Suppression of autophagy preferentially stimulated in multiple molecular pathways that govern CSCs growth and differentiation, includes Notch (Li et al. 2018), Sonic Hedgehog (Fan et al. 2019), Wnt/β-catenin (Pai et al. 2017), NF-kβ (Trocoli and Djavaheri-Mergny 2011), transforming growth factor-β (Kiyono et al. 2009), and fibroblast growth factor (Chen et al. 2018) signaling cascades lead to sensitization of cancer cells to anticancer therapy. The appreciating effect of the Wnt/β-catenin pathway is inhibited by FH535 and its derivative (FH535-N) alone and in combination with sorafenib through nullification of the autophagic flux in hepatocellular carcinoma (Turcios et al. 2019). Hyperactivation of PI3K/Akt/mTOR pathway in GBM and its inhibition exerts antineoplastic activity by targeting CSCs, supporting differentiation, and inhibiting cell migration and invasion prospective of GSCs (Li et al. 2016). Balance is the key between Beclin1 and Bcl2/Bcl-xL that supports the concept of the presence of a complex relationship between autophagy and apoptosis, which seems important in the context of cancer and cancer therapy (Kim et al. 2014). JNK-mediated protective autophagy increased Bcl2 expression followed by an increased autophagic flux and conferred chemoresistance in colon cancer (Sui et al. 2014).
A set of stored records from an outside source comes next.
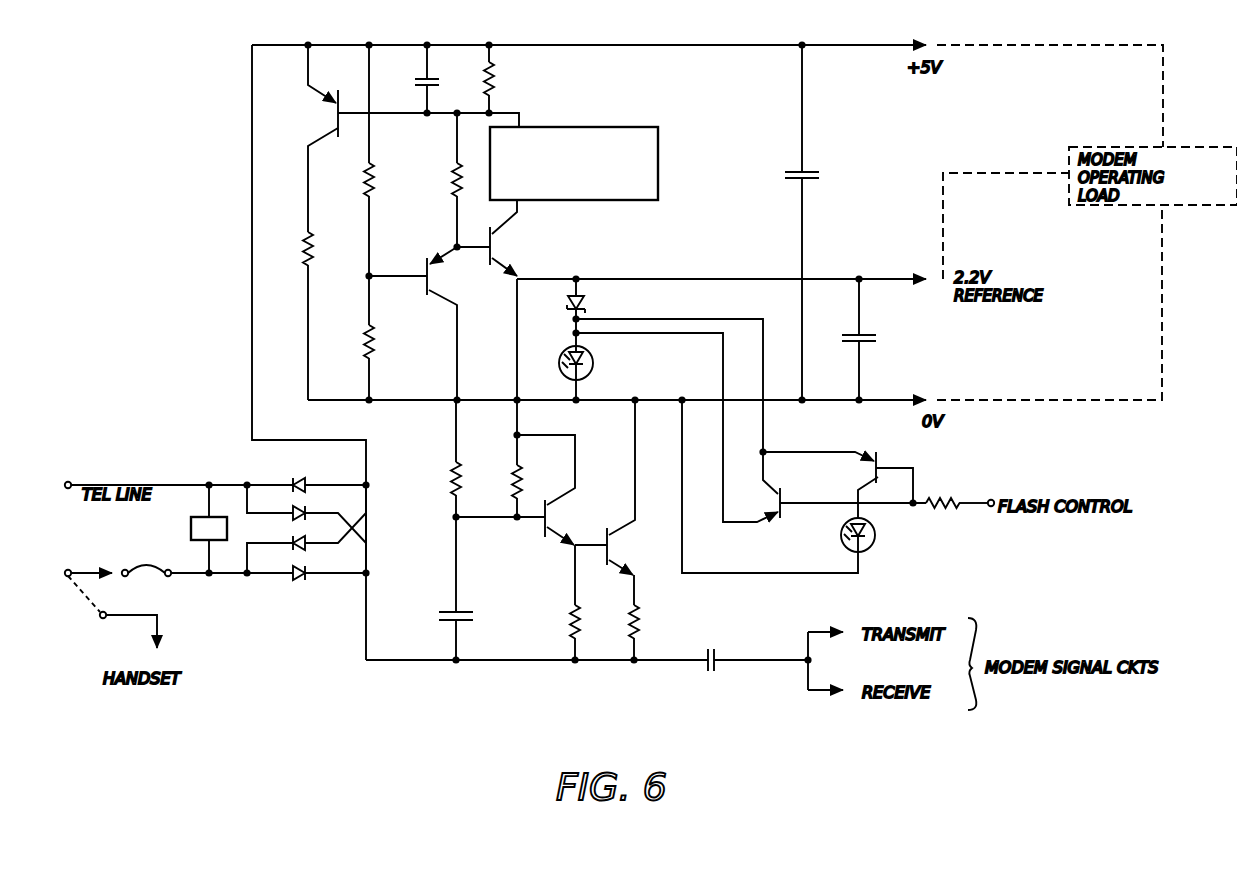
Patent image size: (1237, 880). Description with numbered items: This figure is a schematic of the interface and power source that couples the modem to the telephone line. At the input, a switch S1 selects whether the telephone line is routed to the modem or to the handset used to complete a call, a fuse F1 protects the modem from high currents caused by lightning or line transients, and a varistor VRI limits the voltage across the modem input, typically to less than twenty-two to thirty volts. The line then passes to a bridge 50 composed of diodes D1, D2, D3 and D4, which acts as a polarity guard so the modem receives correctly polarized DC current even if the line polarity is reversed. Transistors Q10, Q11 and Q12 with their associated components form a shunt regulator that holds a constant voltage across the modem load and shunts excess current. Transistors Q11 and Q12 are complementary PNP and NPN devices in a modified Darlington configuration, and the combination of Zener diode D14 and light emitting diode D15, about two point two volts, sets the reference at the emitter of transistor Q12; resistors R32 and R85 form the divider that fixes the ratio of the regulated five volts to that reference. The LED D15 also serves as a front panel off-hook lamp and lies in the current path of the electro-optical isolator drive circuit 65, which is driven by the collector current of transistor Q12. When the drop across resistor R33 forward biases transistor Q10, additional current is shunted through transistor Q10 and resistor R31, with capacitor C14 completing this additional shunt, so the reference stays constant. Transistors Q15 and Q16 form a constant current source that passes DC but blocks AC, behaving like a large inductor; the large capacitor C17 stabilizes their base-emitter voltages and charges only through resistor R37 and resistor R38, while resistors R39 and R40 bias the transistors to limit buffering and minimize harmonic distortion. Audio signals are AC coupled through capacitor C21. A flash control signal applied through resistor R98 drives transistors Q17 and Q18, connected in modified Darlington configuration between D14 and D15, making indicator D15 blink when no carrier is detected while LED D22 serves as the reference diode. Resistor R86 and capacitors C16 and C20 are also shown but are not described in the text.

The electro-optical isolator drive circuit 65 is at (658, 155).
The bridge 50 is at (306, 546).
The transistor Q10 is at (398, 138).
The transistor Q11 is at (422, 323).
The transistor Q12 is at (501, 300).
The transistor Q15 is at (531, 520).
The transistor Q16 is at (631, 502).
The transistor Q17 is at (838, 482).
The transistor Q18 is at (824, 503).
The resistor R31 is at (287, 316).
The resistor R32 is at (348, 185).
The resistor R33 is at (507, 79).
The resistor R37 is at (432, 506).
The resistor R38 is at (531, 458).
The resistor R39 is at (555, 632).
The resistor R40 is at (652, 632).
The resistor R85 is at (387, 362).
The resistor R86 is at (436, 180).
The resistor R98 is at (960, 493).
The capacitor C14 is at (441, 79).
The capacitor C16 is at (877, 339).
The capacitor C17 is at (472, 625).
The capacitor C20 is at (819, 222).
The capacitor C21 is at (751, 675).
The diode D1 is at (329, 567).
The diode D2 is at (306, 543).
The diode D3 is at (306, 514).
The diode D4 is at (329, 478).
The Zener diode D14 is at (672, 386).
The light emitting diode D15 is at (651, 427).
The LED D22 is at (797, 486).
The varistor VRI is at (209, 529).
The switch S1 is at (88, 583).
The fuse F1 is at (207, 582).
Evolving clinical and experimental evidence indicates that CSCs have clinical significance as they are bestowed with intrinsic resistance to radio- and chemotherapy owing to the indulgence of autophagy (Chen et al. 2012; Vitale et al. 2015). Targeting components of the autophagic machinery can be recruited as the hopeful target to selectively eliminate CSCs facilitating cancer cell growth/progression/metastasis and enhancing the effectiveness of radio- and chemotherapy (Nazio et al. 2019; Ojha et al. 2015; Perez-Hernandez et al. 2019). Henceforth, these findings completely indicate that autophagy suppression and its activation, both, can be deemed to be promising approaches for sensitizing CSCs to anticancer therapy, evaluated by the reduction of the number of CSCs. So, the development of new anticancer drugs focuses on CSCs which is key to the problem required to be resolved in drug clinical trials (Fig. 10.2).

Fig. 10.2
figure 2

The conventional anticancer therapy is incapable to target the CSCs that shoot to cancer relapse. Autophagy plays a Janus role in cancer cell modulation, acts protective during tumor relapse, and lethal via programmed cell death. Newly discovered combinatorial treatments target both the bulk tumor and cancer stem cells leading to elimination of persistent CSCs and tumor regression

10.4 Conclusion

Development of autophagy inhibitors, specific mitophagy inhibitors have been proven beneficial, given the fears about global autophagy suppression for tissue homeostasis and that mitophagy has a crucial functional role earlier credited to general autophagy. Focusing on selective inhibitors will pave an unexplored path of how autophagy is responsible for determining stemness, dormancy-whether DTCs are autophagy-dependent CSCs, and which autophagy functions will be significant in promoting drug resistance and cancer recurrence. Further research is requisite before CSCs can be treated by regulating autophagy and mitophagy. Desirable therapeutic impacts of anticancer reagents have not been achieved by only targeting autophagy using autophagy modulators; to the contrary, it has enacted as a pro-survival response by supplying nutrients to cancer cells. Consequently, clinical trials that aim autophagy by a combination of autophagy alterations and anticancer components are appropriate to consider autophagy as a possible effectual therapeutic approach in anticancer therapy. The conjunction of these techniques hopefully deciphers the vital mechanisms necessary for maintaining cancer stemness and will play an important role in designing more efficient and effective personalized therapeutic strategies.